I was scouring over the posts here on this thread, and noticed the same thing. I was intending to look it up to refresh my memory of "1980's news."
But I think you're right, and I can do the research later in the day.
I tire of discussions at a super-generalized level of "philosophy and ideology."
I prefer to couch the discussion as a matter of choice between "public goods" and "private goods." An ice-cream cone is a private good: you get to choose whether someone else can have a lick or not. A county, state or federal highway is a "public good" with a strong collective aspect to it. Insurance -- a private industry -- wouldn't exist but for risk-pooling, which describes another collective aspect.
Another dimension of discussion is the trade-off or mix between domestic spending and military spending. Obviously, military spending is a "public good." The whole is greater than the sum of its parts.
As to "cities." Around 2000, the conventional means of presenting election or voter-registration statistics during presidential election years casts Democrat as "blue" and Republican as "red." [Wasn't my choice, you poor, victimized Tory Commie rebs!]
Often, the statistics are presented by state. Shades of pink and purple appear in maps of states showing counties. You can drill down to incorporated cities and urban areas: they are nearly always blue, with pink-to-red areas in the unincorporated counties.

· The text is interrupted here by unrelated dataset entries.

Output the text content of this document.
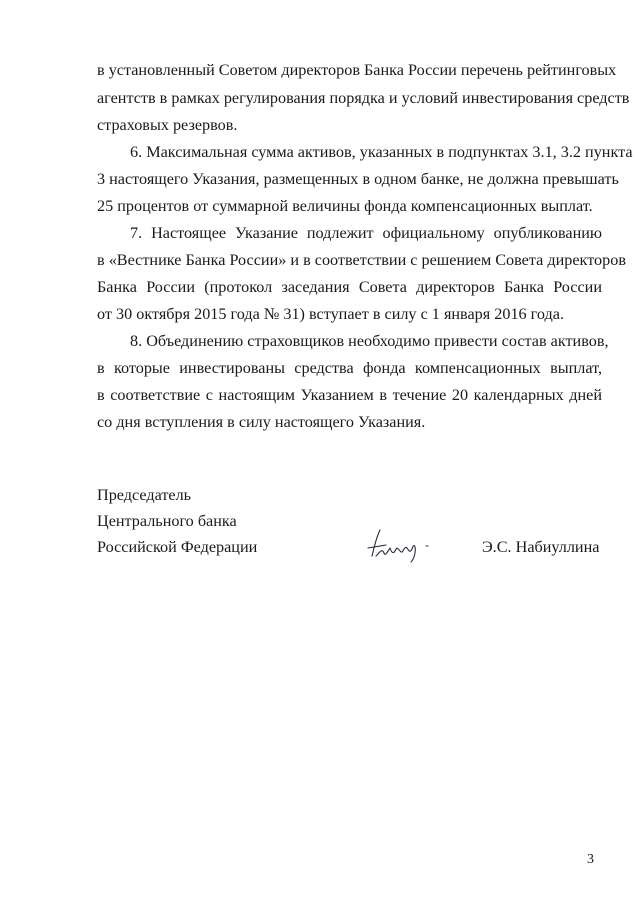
в установленный Советом директоров Банка России перечень рейтинговых
агентств в рамках регулирования порядка и условий инвестирования средств
страховых резервов.
6. Максимальная сумма активов, указанных в подпунктах 3.1, 3.2 пункта
3 настоящего Указания, размещенных в одном банке, не должна превышать
25 процентов от суммарной величины фонда компенсационных выплат.
7. Настоящее Указание подлежит официальному опубликованию
в «Вестнике Банка России» и в соответствии с решением Совета директоров
Банка России (протокол заседания Совета директоров Банка России
от 30 октября 2015 года № 31) вступает в силу с 1 января 2016 года.
8. Объединению страховщиков необходимо привести состав активов,
в которые инвестированы средства фонда компенсационных выплат,
в соответствие с настоящим Указанием в течение 20 календарных дней
со дня вступления в силу настоящего Указания.
Председатель
Центрального банка
Российской Федерации	Э.С. Набиуллина
3
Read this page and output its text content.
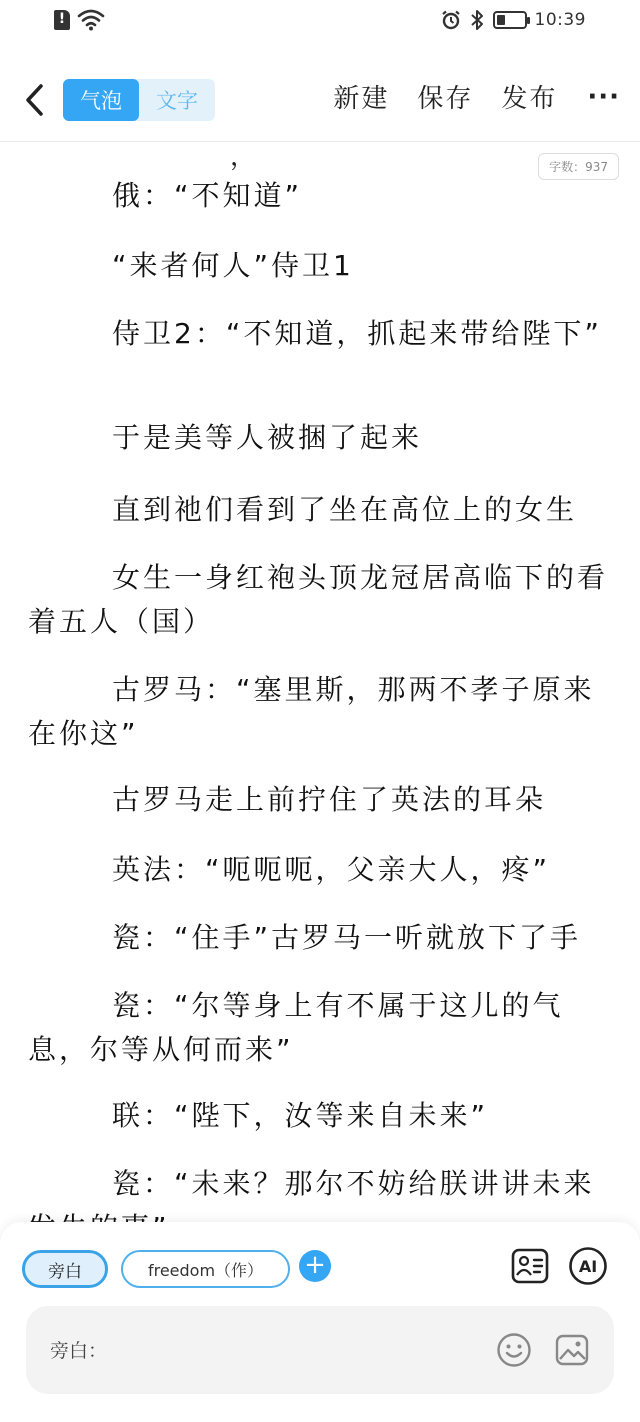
!
10:39
气泡	文字	新建 保存 发布 ···
，

俄：“不知道”

“来者何人”侍卫1

侍卫2：“不知道，抓起来带给陛下”

于是美等人被捆了起来

直到祂们看到了坐在高位上的女生

女生一身红袍头顶龙冠居高临下的看着五人（国）

古罗马：“塞里斯，那两不孝子原来在你这”

古罗马走上前拧住了英法的耳朵

英法：“呃呃呃，父亲大人，疼”

瓷：“住手”古罗马一听就放下了手

瓷：“尔等身上有不属于这儿的气息，尔等从何而来”

联：“陛下，汝等来自未来”

瓷：“未来？那尔不妨给朕讲讲未来

字数：937
旁白	freedom（作）	+	AI
旁白：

This betrays a preference for public goods by more concentrated populations and urban demography. I hope I myself am not over-generalizing my interpretation or the discussion.
There are collective benefits just for the infrastructure of the urban landscape, for instance -- the cost of delivering utilities or ciltizen-access to private-good markets or public goods.
Imagine the costs of things like school-busing in rural areas as opposed to densely-populated cities.
Yet, on a state-by-state basis, "red" states get more in federal subsidies or federally-provided public goods than they pay in tax dollars, and "blue" states get less than the tax dollar. I think this discussion could be extended by considering how different state or local governments may cover more public goods expense just for the technical economies introduced by population density.
I'll leave off here with my thoughts. Caller!! You're on! Who has anything to add or dispute?